Female sexual interest/arousal disorder (FSIAD) is defined as absent/significantly reduced sexual interest or arousal in women. According to the Diagnostic and Statistical Manual of Mental Disorders, Fifth Edition, (DSM-5), FSIAD is manifested by at least three of the following symptoms:
- Absent/reduced interest in sexual activity.
- Absent/reduced sexual/erotic thoughts or fantasies.
- No/reduced initiation of sexual activity, and typically unreceptive to a partner’s attempts to initiate.

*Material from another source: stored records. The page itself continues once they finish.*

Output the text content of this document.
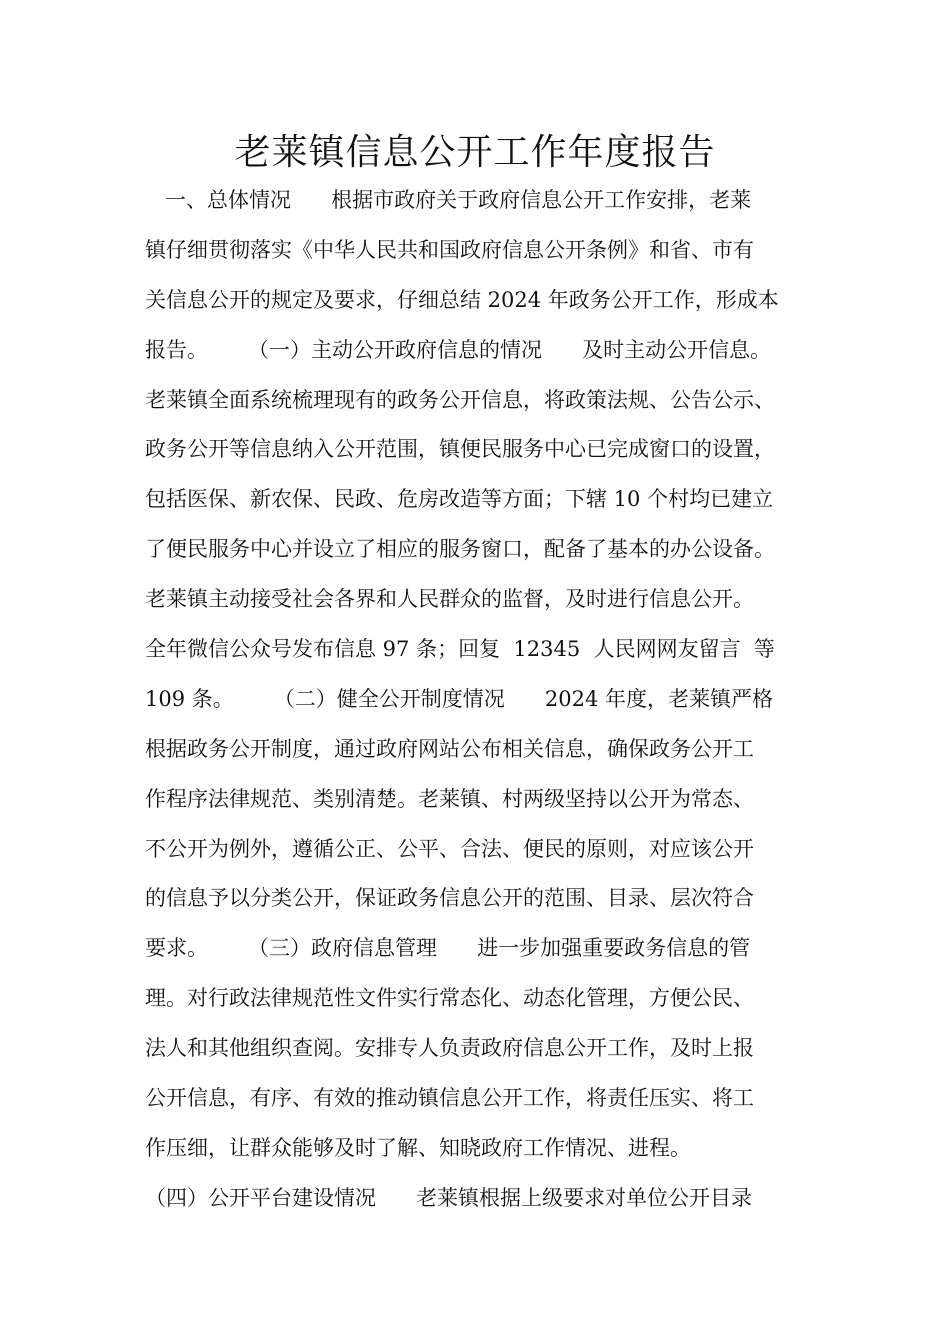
老莱镇信息公开工作年度报告
一、总体情况      根据市政府关于政府信息公开工作安排，老莱
镇仔细贯彻落实《中华人民共和国政府信息公开条例》和省、市有
关信息公开的规定及要求，仔细总结 2024 年政务公开工作，形成本
报告。      （一）主动公开政府信息的情况      及时主动公开信息。
老莱镇全面系统梳理现有的政务公开信息，将政策法规、公告公示、
政务公开等信息纳入公开范围，镇便民服务中心已完成窗口的设置，
包括医保、新农保、民政、危房改造等方面；下辖 10 个村均已建立
了便民服务中心并设立了相应的服务窗口，配备了基本的办公设备。
老莱镇主动接受社会各界和人民群众的监督，及时进行信息公开。
全年微信公众号发布信息 97 条；回复  12345  人民网网友留言  等
109 条。      （二）健全公开制度情况      2024 年度，老莱镇严格
根据政务公开制度，通过政府网站公布相关信息，确保政务公开工
作程序法律规范、类别清楚。老莱镇、村两级坚持以公开为常态、
不公开为例外，遵循公正、公平、合法、便民的原则，对应该公开
的信息予以分类公开，保证政务信息公开的范围、目录、层次符合
要求。      （三）政府信息管理      进一步加强重要政务信息的管
理。对行政法律规范性文件实行常态化、动态化管理，方便公民、
法人和其他组织查阅。安排专人负责政府信息公开工作，及时上报
公开信息，有序、有效的推动镇信息公开工作，将责任压实、将工
作压细，让群众能够及时了解、知晓政府工作情况、进程。
（四）公开平台建设情况      老莱镇根据上级要求对单位公开目录
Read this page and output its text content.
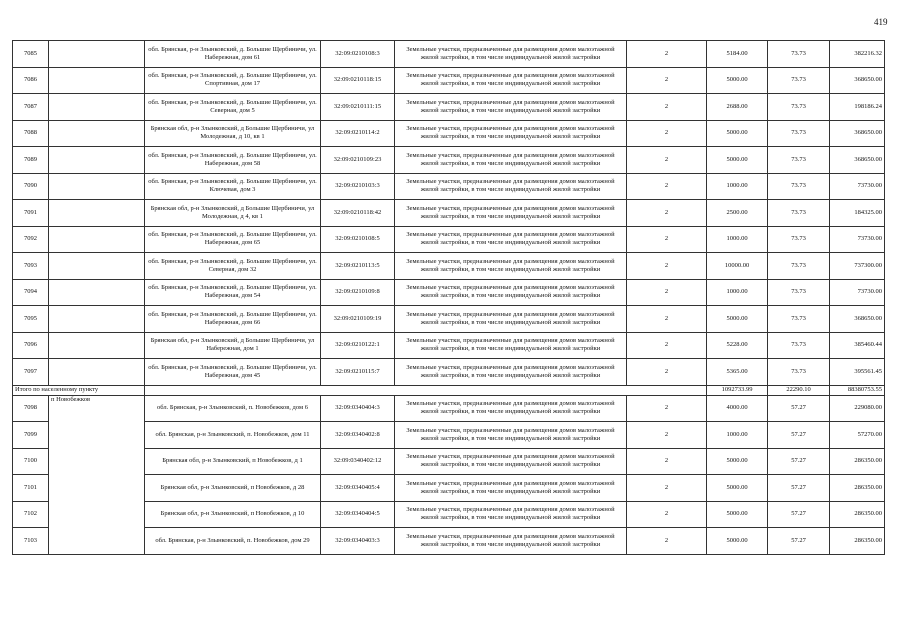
419
7085		обл. Брянская, р-н Злынковский, д. Большие Щербиничи, ул. Набережная, дом 61	32:09:0210108:3	Земельные участки, предназначенные для размещения домов малоэтажной жилой застройки, в том числе индивидуальной жилой застройки	2	5184.00	73.73	382216.32
7086		обл. Брянская, р-н Злынковский, д. Большие Щербиничи, ул. Спортивная, дом 17	32:09:0210118:15	Земельные участки, предназначенные для размещения домов малоэтажной жилой застройки, в том числе индивидуальной жилой застройки	2	5000.00	73.73	368650.00
7087		обл. Брянская, р-н Злынковский, д. Большие Щербиничи, ул. Северная, дом 5	32:09:0210111:15	Земельные участки, предназначенные для размещения домов малоэтажной жилой застройки, в том числе индивидуальной жилой застройки	2	2688.00	73.73	198186.24
7088		Брянская обл, р-н Злынковский, д Большие Щербиничи, ул Молодежная, д 10, кв 1	32:09:0210114:2	Земельные участки, предназначенные для размещения домов малоэтажной жилой застройки, в том числе индивидуальной жилой застройки	2	5000.00	73.73	368650.00
7089		обл. Брянская, р-н Злынковский, д. Большие Щербиничи, ул. Набережная, дом 58	32:09:0210109:23	Земельные участки, предназначенные для размещения домов малоэтажной жилой застройки, в том числе индивидуальной жилой застройки	2	5000.00	73.73	368650.00
7090		обл. Брянская, р-н Злынковский, д. Большие Щербиничи, ул. Ключевая, дом 3	32:09:0210103:3	Земельные участки, предназначенные для размещения домов малоэтажной жилой застройки, в том числе индивидуальной жилой застройки	2	1000.00	73.73	73730.00
7091		Брянская обл, р-н Злынковский, д Большие Щербиничи, ул Молодежная, д 4, кв 1	32:09:0210118:42	Земельные участки, предназначенные для размещения домов малоэтажной жилой застройки, в том числе индивидуальной жилой застройки	2	2500.00	73.73	184325.00
7092		обл. Брянская, р-н Злынковский, д. Большие Щербиничи, ул. Набережная, дом 65	32:09:0210108:5	Земельные участки, предназначенные для размещения домов малоэтажной жилой застройки, в том числе индивидуальной жилой застройки	2	1000.00	73.73	73730.00
7093		обл. Брянская, р-н Злынковский, д. Большие Щербиничи, ул. Северная, дом 32	32:09:0210113:5	Земельные участки, предназначенные для размещения домов малоэтажной жилой застройки, в том числе индивидуальной жилой застройки	2	10000.00	73.73	737300.00
7094		обл. Брянская, р-н Злынковский, д. Большие Щербиничи, ул. Набережная, дом 54	32:09:0210109:8	Земельные участки, предназначенные для размещения домов малоэтажной жилой застройки, в том числе индивидуальной жилой застройки	2	1000.00	73.73	73730.00
7095		обл. Брянская, р-н Злынковский, д. Большие Щербиничи, ул. Набережная, дом 66	32:09:0210109:19	Земельные участки, предназначенные для размещения домов малоэтажной жилой застройки, в том числе индивидуальной жилой застройки	2	5000.00	73.73	368650.00
7096		Брянская обл, р-н Злынковский, д Большие Щербиничи, ул Набережная, дом 1	32:09:0210122:1	Земельные участки, предназначенные для размещения домов малоэтажной жилой застройки, в том числе индивидуальной жилой застройки	2	5228.00	73.73	385460.44
7097		обл. Брянская, р-н Злынковский, д. Большие Щербиничи, ул. Набережная, дом 45	32:09:0210115:7	Земельные участки, предназначенные для размещения домов малоэтажной жилой застройки, в том числе индивидуальной жилой застройки	2	5365.00	73.73	395561.45
Итого по населенному пункту						1092733.99	22290.10	88380753.55
7098	п Новобежков	обл. Брянская, р-н Злынковский, п. Новобежков, дом 6	32:09:0340404:3	Земельные участки, предназначенные для размещения домов малоэтажной жилой застройки, в том числе индивидуальной жилой застройки	2	4000.00	57.27	229080.00
7099		обл. Брянская, р-н Злынковский, п. Новобежков, дом 11	32:09:0340402:8	Земельные участки, предназначенные для размещения домов малоэтажной жилой застройки, в том числе индивидуальной жилой застройки	2	1000.00	57.27	57270.00
7100		Брянская обл, р-н Злынковский, п Новобежков, д 1	32:09:0340402:12	Земельные участки, предназначенные для размещения домов малоэтажной жилой застройки, в том числе индивидуальной жилой застройки	2	5000.00	57.27	286350.00
7101		Брянская обл, р-н Злынковский, п Новобежков, д 28	32:09:0340405:4	Земельные участки, предназначенные для размещения домов малоэтажной жилой застройки, в том числе индивидуальной жилой застройки	2	5000.00	57.27	286350.00
7102		Брянская обл, р-н Злынковский, п Новобежков, д 10	32:09:0340404:5	Земельные участки, предназначенные для размещения домов малоэтажной жилой застройки, в том числе индивидуальной жилой застройки	2	5000.00	57.27	286350.00
7103		обл. Брянская, р-н Злынковский, п. Новобежков, дом 29	32:09:0340403:3	Земельные участки, предназначенные для размещения домов малоэтажной жилой застройки, в том числе индивидуальной жилой застройки	2	5000.00	57.27	286350.00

- Absent/reduced sexual excitement/pleasure during sexual activity in almost all or all (approximately 75%–100%) sexual encounters (in identified situational contexts or, if generalized, in all contexts).
- Absent/reduced sexual interest/arousal in response to any internal or external sexual/erotic cues (e.g., written, verbal, visual).
- Absent/reduced genital or non-genital sensations during sexual activity in almost all or all (approximately 75%–100%) sexual encounters (in identified situational contexts or, if generalized, in all contexts).
Symptoms must persist for at least 6 months and cause clinically significant distress in the patient for a diagnosis of FSIAD to be given. To warrant a FSIAD diagnosis, the symptoms cannot be better explained by a nonsexual mental disorder, severe relationship distress, or other significant life stressors. Lastly, the patient’s complaints cannot be related to another medical condition, substance, or medication to receive a FSIAD diagnosis.
When diagnosing FSIAD in a patient, there are a few things that a medical professional should consider.
- It is important to determine whether the condition is lifelong (i.e., it has been present since the individual became sexually active) or acquired (i.e., it began after a period of relatively normal sexual functioning).
- The provider should identify whether the condition is generalized or situational.
- Generalized FSIAD occurs regardless of the type of stimulation, situation, or partner.
- Situational FSIAD occurs with certain types of stimulation, situations, or partners.
- FSIAD should be classified as mild, moderate, or severe, in accordance with the level of distress the patient exhibits regarding their symptoms.
FSIAD and other medical conditions that decrease a person’s sexual desire can have a negative impact on a patient’s sexual health and overall quality of life. Accurately diagnosing sexual interest and arousal disorders can be the first step towards improving sexual health outcomes for patients.
Both S. (2017). Recent Developments in Psychopharmaceutical Approaches to Treating Female Sexual Interest and Arousal Disorder. Current sexual health reports, 9(4), 192–199. https://doi.org/10.1007/s11930-017-0124-3
Clayton, A.H., & Valladares Juarez, E.M. (2019). Female Sexual Dysfunction. The Medical clinics of North America, 103(4), 681–698. https://doi.org/10.1016/j.mcna.2019.02.008
Faubion, S.S., & Rullo, J.E. (2015). Sexual Dysfunction in Women: A Practical Approach. American family physician, 92(4), 281–288.